Ecuador: El jefe de la tribu

14 enero, 2013

Ecuador: El jefe de la tribu

En su acepción clásica, tribu es un conglomerado humano conformado por grupos de familias, organizados de manera elemental bajo el liderazgo de un jefe absoluto, cuya responsabilidad es mantener la unión del grupo, cuidando de aspectos varios como su manutención y seguridad.

En el proceso de evolución social, las tribus son grupos previos a la organización de un Estado, y el jefe de una tribu no es un mandatario que deba rendir cuentas a los demás, ni es un ciudadano que deba cumplir sus funciones por un tiempo determinado, para luego dar paso a otro elegido de manera democrática.

Por el contrario, el jefe de una tribu posee un poder centralizado en él, con privilegios casi ilimitados. En ciertos lugares del planeta aún encontramos las tribus, pero las sociedades más numerosas y fuertes pasaron de tribus a monarquías, donde la organización se volvió más compleja, pero, conservó las facultades centradas en un líder máximo denominado príncipe, rey, o cualquier nombre que le otorgase la categoría de soberano.

Pero, a partir de la aparición de ilustres pensadores como Rousseau, Locke y Montesquieu, el mundo empezó a cambiar y se estableció la división de poderes, constituyéndose el Estado de Derecho donde las funciones ejecutiva, legislativa y la administración de justicia, están establecidas de manera independiente unas de otras, pasando la soberanía a manos del pueblo, quien es reconocido en cualquier Estado de Derecho, como el legítimo soberano, con su gobierno repartido en las funciones antes mencionadas, con un administrador ejecutivo que, según el modelo de gobierno, puede ser un presidente o un primer ministro.

Sin embargo, hay en muchas personas un total desconocimiento de las razones que han creado la figura del Estado de Derecho, así como de la importancia que la división de poderes significa para la vida democrática de una nación, y de que cuando este sistema desaparece, el abuso la corrupción y la injusticia campean como una infección mortal en un organismo sin sistema inmunológico.

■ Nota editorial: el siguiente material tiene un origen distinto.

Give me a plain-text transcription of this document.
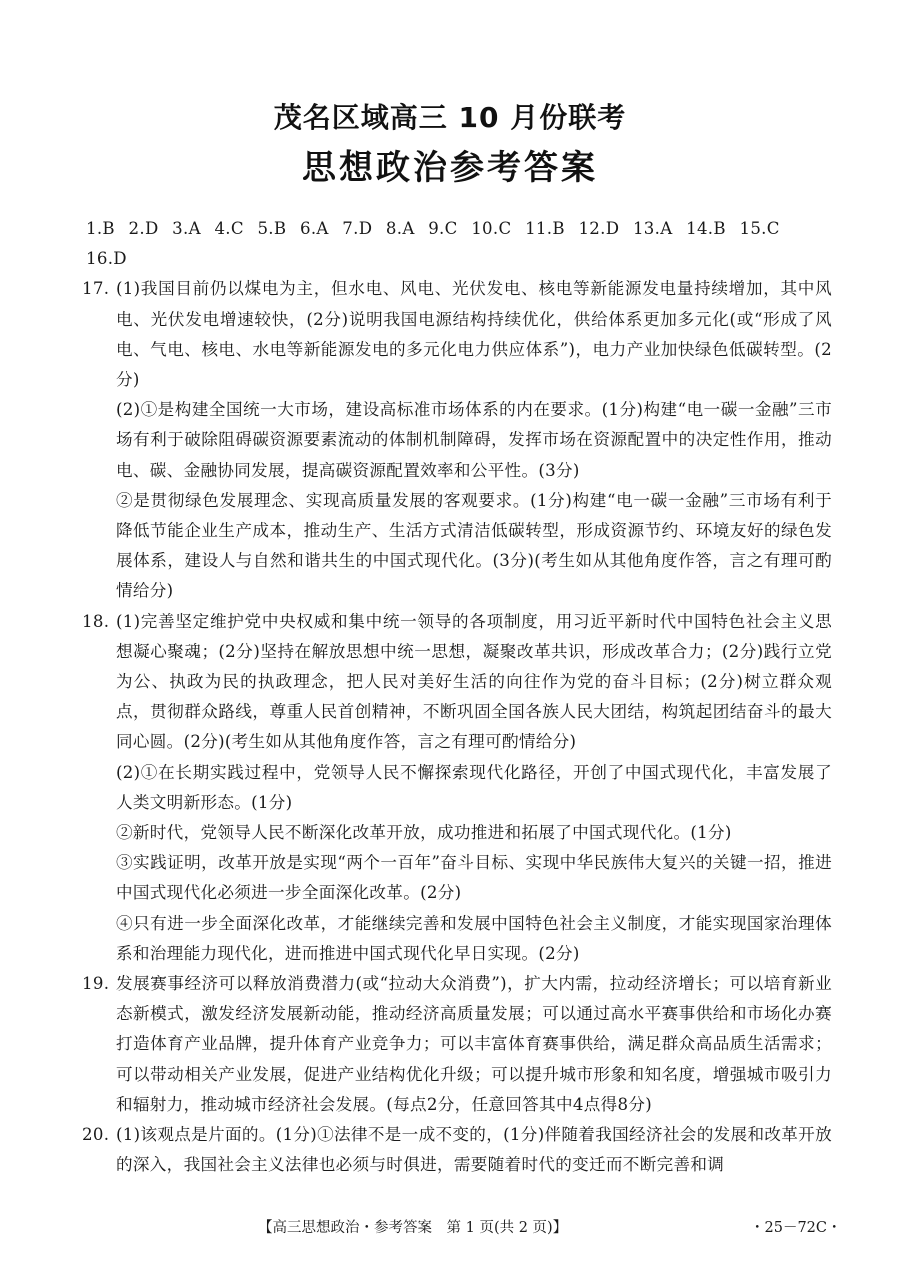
茂名区域高三 10 月份联考
思想政治参考答案
1.B 2.D 3.A 4.C 5.B 6.A 7.D 8.A 9.C 10.C 11.B 12.D 13.A 14.B 15.C 16.D
17. (1)我国目前仍以煤电为主，但水电、风电、光伏发电、核电等新能源发电量持续增加，其中风电、光伏发电增速较快，(2分)说明我国电源结构持续优化，供给体系更加多元化(或“形成了风电、气电、核电、水电等新能源发电的多元化电力供应体系”)，电力产业加快绿色低碳转型。(2分)

(2)①是构建全国统一大市场，建设高标准市场体系的内在要求。(1分)构建“电一碳一金融”三市场有利于破除阻碍碳资源要素流动的体制机制障碍，发挥市场在资源配置中的决定性作用，推动电、碳、金融协同发展，提高碳资源配置效率和公平性。(3分)

②是贯彻绿色发展理念、实现高质量发展的客观要求。(1分)构建“电一碳一金融”三市场有利于降低节能企业生产成本，推动生产、生活方式清洁低碳转型，形成资源节约、环境友好的绿色发展体系，建设人与自然和谐共生的中国式现代化。(3分)(考生如从其他角度作答，言之有理可酌情给分)

18. (1)完善坚定维护党中央权威和集中统一领导的各项制度，用习近平新时代中国特色社会主义思想凝心聚魂；(2分)坚持在解放思想中统一思想，凝聚改革共识，形成改革合力；(2分)践行立党为公、执政为民的执政理念，把人民对美好生活的向往作为党的奋斗目标；(2分)树立群众观点，贯彻群众路线，尊重人民首创精神，不断巩固全国各族人民大团结，构筑起团结奋斗的最大同心圆。(2分)(考生如从其他角度作答，言之有理可酌情给分)

(2)①在长期实践过程中，党领导人民不懈探索现代化路径，开创了中国式现代化，丰富发展了人类文明新形态。(1分)

②新时代，党领导人民不断深化改革开放，成功推进和拓展了中国式现代化。(1分)

③实践证明，改革开放是实现“两个一百年”奋斗目标、实现中华民族伟大复兴的关键一招，推进中国式现代化必须进一步全面深化改革。(2分)

④只有进一步全面深化改革，才能继续完善和发展中国特色社会主义制度，才能实现国家治理体系和治理能力现代化，进而推进中国式现代化早日实现。(2分)

19. 发展赛事经济可以释放消费潜力(或“拉动大众消费”)，扩大内需，拉动经济增长；可以培育新业态新模式，激发经济发展新动能，推动经济高质量发展；可以通过高水平赛事供给和市场化办赛打造体育产业品牌，提升体育产业竞争力；可以丰富体育赛事供给，满足群众高品质生活需求；可以带动相关产业发展，促进产业结构优化升级；可以提升城市形象和知名度，增强城市吸引力和辐射力，推动城市经济社会发展。(每点2分，任意回答其中4点得8分)

20. (1)该观点是片面的。(1分)①法律不是一成不变的，(1分)伴随着我国经济社会的发展和改革开放的深入，我国社会主义法律也必须与时俱进，需要随着时代的变迁而不断完善和调

【高三思想政治・参考答案　第 1 页(共 2 页)】	・25－72C・
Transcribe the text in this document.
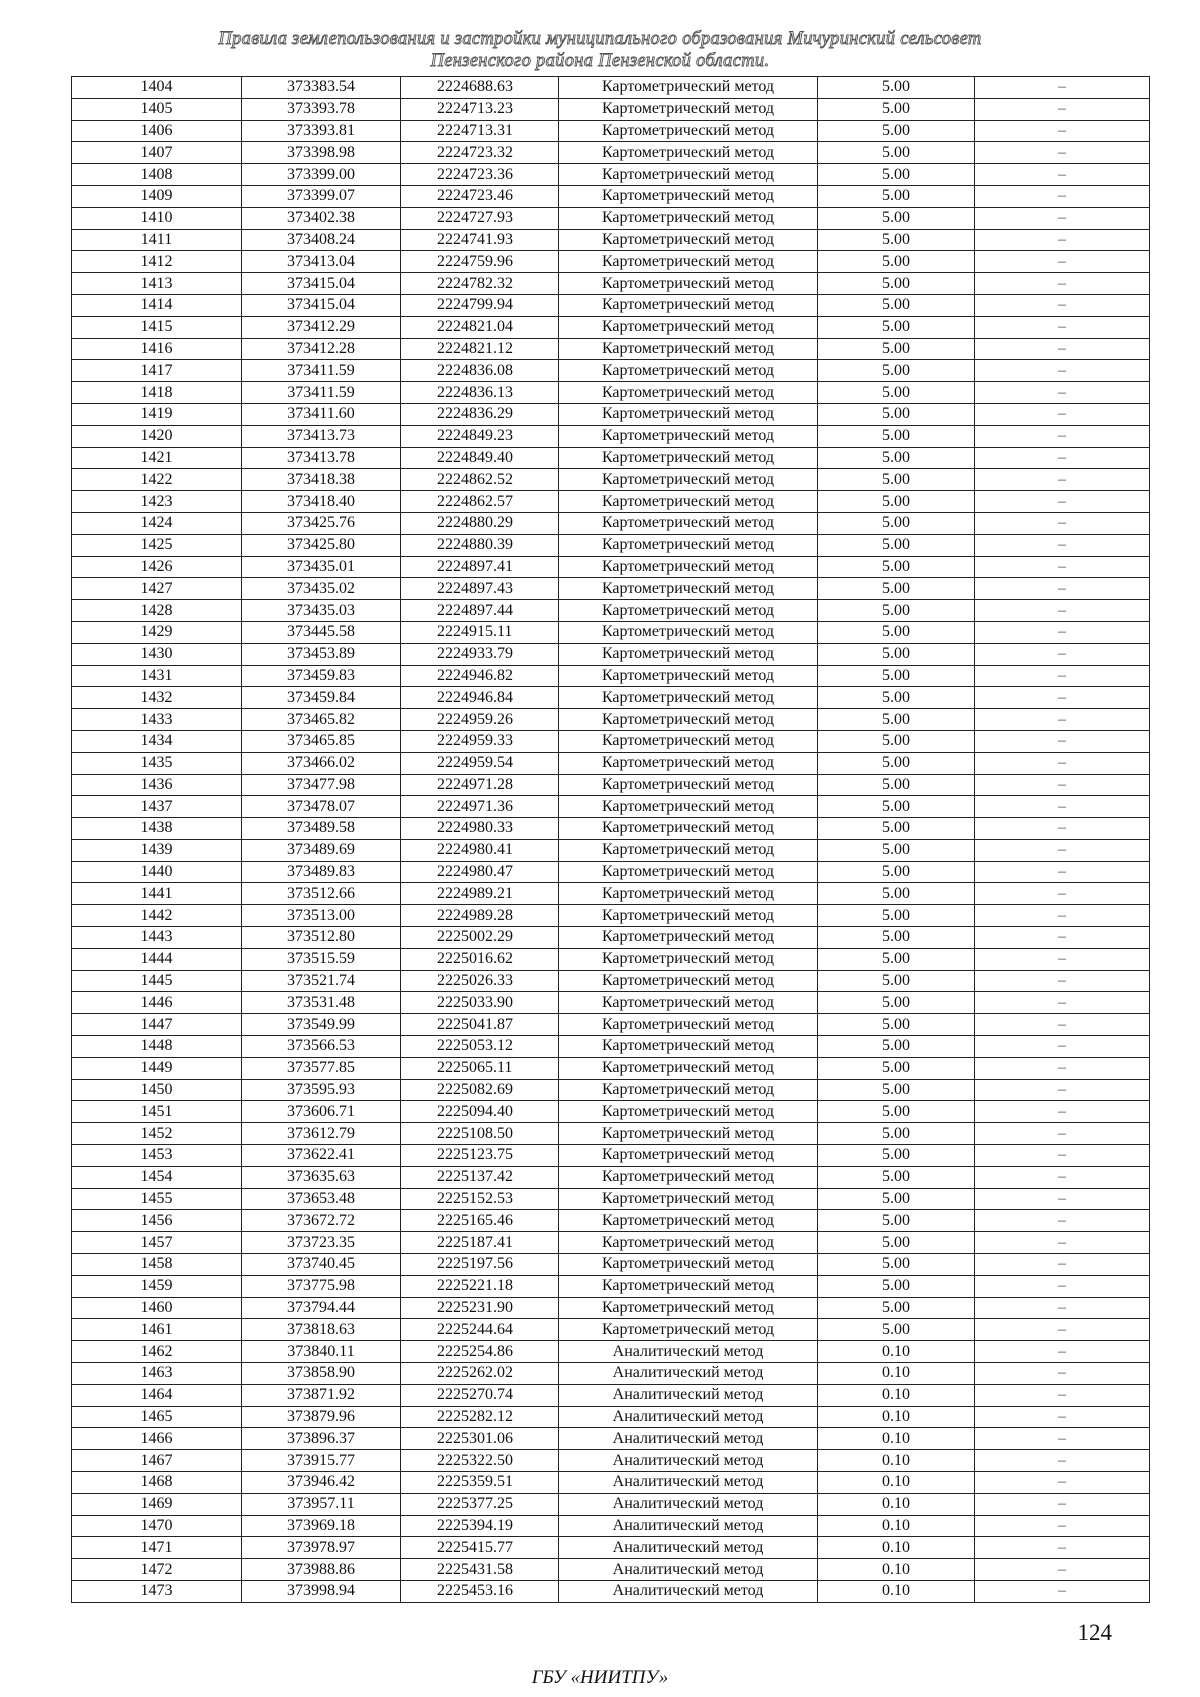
Правила землепользования и застройки муниципального образования Мичуринский сельсовет
Пензенского района Пензенской области.
1404	373383.54	2224688.63	Картометрический метод	5.00	–
1405	373393.78	2224713.23	Картометрический метод	5.00	–
1406	373393.81	2224713.31	Картометрический метод	5.00	–
1407	373398.98	2224723.32	Картометрический метод	5.00	–
1408	373399.00	2224723.36	Картометрический метод	5.00	–
1409	373399.07	2224723.46	Картометрический метод	5.00	–
1410	373402.38	2224727.93	Картометрический метод	5.00	–
1411	373408.24	2224741.93	Картометрический метод	5.00	–
1412	373413.04	2224759.96	Картометрический метод	5.00	–
1413	373415.04	2224782.32	Картометрический метод	5.00	–
1414	373415.04	2224799.94	Картометрический метод	5.00	–
1415	373412.29	2224821.04	Картометрический метод	5.00	–
1416	373412.28	2224821.12	Картометрический метод	5.00	–
1417	373411.59	2224836.08	Картометрический метод	5.00	–
1418	373411.59	2224836.13	Картометрический метод	5.00	–
1419	373411.60	2224836.29	Картометрический метод	5.00	–
1420	373413.73	2224849.23	Картометрический метод	5.00	–
1421	373413.78	2224849.40	Картометрический метод	5.00	–
1422	373418.38	2224862.52	Картометрический метод	5.00	–
1423	373418.40	2224862.57	Картометрический метод	5.00	–
1424	373425.76	2224880.29	Картометрический метод	5.00	–
1425	373425.80	2224880.39	Картометрический метод	5.00	–
1426	373435.01	2224897.41	Картометрический метод	5.00	–
1427	373435.02	2224897.43	Картометрический метод	5.00	–
1428	373435.03	2224897.44	Картометрический метод	5.00	–
1429	373445.58	2224915.11	Картометрический метод	5.00	–
1430	373453.89	2224933.79	Картометрический метод	5.00	–
1431	373459.83	2224946.82	Картометрический метод	5.00	–
1432	373459.84	2224946.84	Картометрический метод	5.00	–
1433	373465.82	2224959.26	Картометрический метод	5.00	–
1434	373465.85	2224959.33	Картометрический метод	5.00	–
1435	373466.02	2224959.54	Картометрический метод	5.00	–
1436	373477.98	2224971.28	Картометрический метод	5.00	–
1437	373478.07	2224971.36	Картометрический метод	5.00	–
1438	373489.58	2224980.33	Картометрический метод	5.00	–
1439	373489.69	2224980.41	Картометрический метод	5.00	–
1440	373489.83	2224980.47	Картометрический метод	5.00	–
1441	373512.66	2224989.21	Картометрический метод	5.00	–
1442	373513.00	2224989.28	Картометрический метод	5.00	–
1443	373512.80	2225002.29	Картометрический метод	5.00	–
1444	373515.59	2225016.62	Картометрический метод	5.00	–
1445	373521.74	2225026.33	Картометрический метод	5.00	–
1446	373531.48	2225033.90	Картометрический метод	5.00	–
1447	373549.99	2225041.87	Картометрический метод	5.00	–
1448	373566.53	2225053.12	Картометрический метод	5.00	–
1449	373577.85	2225065.11	Картометрический метод	5.00	–
1450	373595.93	2225082.69	Картометрический метод	5.00	–
1451	373606.71	2225094.40	Картометрический метод	5.00	–
1452	373612.79	2225108.50	Картометрический метод	5.00	–
1453	373622.41	2225123.75	Картометрический метод	5.00	–
1454	373635.63	2225137.42	Картометрический метод	5.00	–
1455	373653.48	2225152.53	Картометрический метод	5.00	–
1456	373672.72	2225165.46	Картометрический метод	5.00	–
1457	373723.35	2225187.41	Картометрический метод	5.00	–
1458	373740.45	2225197.56	Картометрический метод	5.00	–
1459	373775.98	2225221.18	Картометрический метод	5.00	–
1460	373794.44	2225231.90	Картометрический метод	5.00	–
1461	373818.63	2225244.64	Картометрический метод	5.00	–
1462	373840.11	2225254.86	Аналитический метод	0.10	–
1463	373858.90	2225262.02	Аналитический метод	0.10	–
1464	373871.92	2225270.74	Аналитический метод	0.10	–
1465	373879.96	2225282.12	Аналитический метод	0.10	–
1466	373896.37	2225301.06	Аналитический метод	0.10	–
1467	373915.77	2225322.50	Аналитический метод	0.10	–
1468	373946.42	2225359.51	Аналитический метод	0.10	–
1469	373957.11	2225377.25	Аналитический метод	0.10	–
1470	373969.18	2225394.19	Аналитический метод	0.10	–
1471	373978.97	2225415.77	Аналитический метод	0.10	–
1472	373988.86	2225431.58	Аналитический метод	0.10	–
1473	373998.94	2225453.16	Аналитический метод	0.10	–
124
ГБУ «НИИТПУ»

Mientras más escasa sea la educación, menos recursos tenga, y más baja sea la autoestima de un pueblo, más se inclinará a buscar un “jefe de tribu”, a quien miren con reverencia, idolatren y lleguen al extremo de creer el único capaz de gobernarlos. Los políticos sagaces e inescrupulosos siempre saben explotar esta pobre manera de pensar, presente en las grandes masas, y hasta se encargan de bajar más su autoestima convirtiéndolos en “mendigos” al hacerlos dependientes de migajas como bonos, comidas populares y donaciones diversas, bajo la excusa de suplir sus carencias. Pese a conocer bien el refrán de que lo ideal es enseñarles a pescar y no darles el pez cocinado, no les interesa crear mejores condiciones para que los más pobres logren por su cuenta superarse; en lugar de ello destruyen más su autoestima para aumentar su dependencia y conseguir su voto en las urnas.

Unos pocos ejemplos ilustrarían la situación en Ecuador: En lugar de dar a los más pobres un bono en dinero, podrían darles un bono de consumo consistente en un talón de tickets para productos de consumo básico; además, tarjetas de la telefónica Alegro (CNT), en vez de que gasten el dinero en las transnacionales Claro y Movistar, en cuanto a generación de empleo, crear cooperativas de producción y de reciclaje.

No es el objetivo de este comentario ahondar en propuestas, en momentos en que hay un montón de candidatos tratando de convencer al pueblo de que cada uno de ellos puede darle más migajas a los pobres; pero, la verdad es que mientras sigamos buscando un “jefe de tribu” en lugar de un mandatario que tenga bien claro que es un servidor nuestro y no un monarca, seguiremos de tumbo en tumbo; después de todo, bien dice el dicho: “cada pueblo tiene el gobierno que se merece”.